Im dritten Teil geht es um die Handels- und Wikingfahrten gen Osten und Westen. Unterkapitel behandeln dabei die Navigation, den Schiffbau und die Ereignisse bei diesen Zügen. Abschließend kann man sich im vierten Teil im Rahmen eines kleinen Quizes testen, ob man sein Wissen über die Wikinger mit Hilfe der Informationen auf der Scheibe ausreichend vervollkommnet hat, um sich künftig als Wikingerexperte bezeichnen lassen zu können. Die zwölf Fragen werden jeweils per Zufall ausgewählt und sind zwei Schwierigkeitsstufen zugeordnet. Es fällt nicht leicht, alle zwölf Fragen richtig zu beantworten, aber auch mit neun richtigen Antworten gilt man noch als guter Kenner der Wikingerwelt. Allerdings ist nach mehreren Durchgängen der Spaß an diesem Quiz vorbei, da bei jedem Durchgang die Anzahl der bereits bekannten Fragen sich erhöht. Trotzdem bringt diese kleine Prüfung Spaß.
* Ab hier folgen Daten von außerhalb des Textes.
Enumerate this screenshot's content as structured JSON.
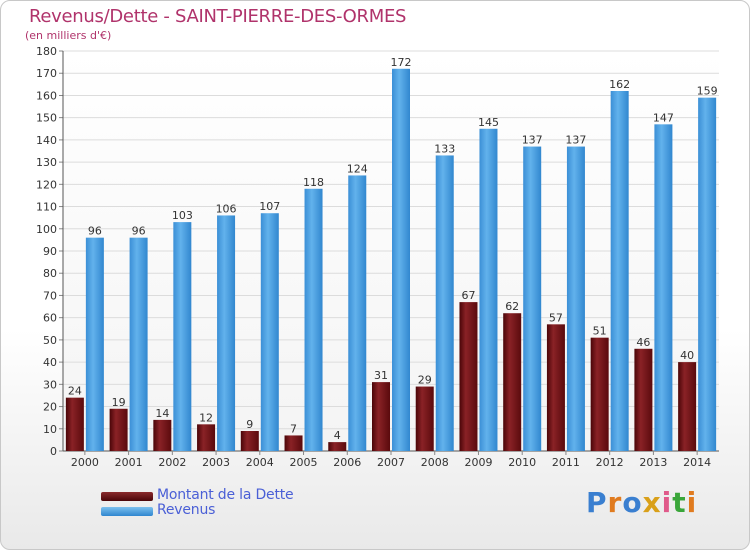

Spaß ist überhaupt das Kennwort dieser CD - es ist ein großes Vergnügen, die Bilder anzuschauen, die in verblüffender Qualität wiedergegben werden, sowie sich die Musik und die Geräusche anzuhören, die bei einer guten Soundkarte und ebenso guten Lautsprechern einem so manches Mal einen Schauer über den Rücken schicken. Und inhaltlich läßt sich auch nichts an den aufgezeigten Themen aussetzen, dafür bürgen schon die Qualifikationen der herangezogenen Experten von Statens Historiska Museum, Runverket sowie der Göteborger Universität (Lars Holmblad, Helmer Gustavsson sowie Lars Lönnroth).

Trotzdem kann ich die CD nicht uneingeschränkt loben, denn nur ansatzweise werden die Möglichkeiten des Mediums genutzt. Weder gibt es tatsächlich animierte Sequenzen, Filme, Bildfolgen, noch echte "Hyperlinks" dort, wo man sie gern hätte. So erscheinen zwar einige Male Bilder auf dem Schirm, die auch in anderen Sequenzen vorkommen, dort sogar ausführlich thematisiert werden - nur leider ist es nicht möglich, durch einen Klick auf dieses Bild sofort in dieses Thema zu wechseln. Klickt man auf dem Bildschirm, während ein Thema abgearbeitet wird, so erscheint jedes Mal die Frage, ob man diese Sequenz abbrechen möchte oder fortsetzen will - in eine einmal gestartete "Vorstellung" kann man also nicht eingreifen. Hier wurde eine Chance vertan, sicherlich im Sinne der Ablaufsicherheit, aber nicht im Sinne eines wirklich neugierigen, forschenden Wandelns durch das Angebot der CD. Trotzdem: einen sinnvollen Zeitvertreib bietet diese CD allemal - und neben dem Spaß mit Bild und Ton wird schließlich noch historisches Wissen vermittelt.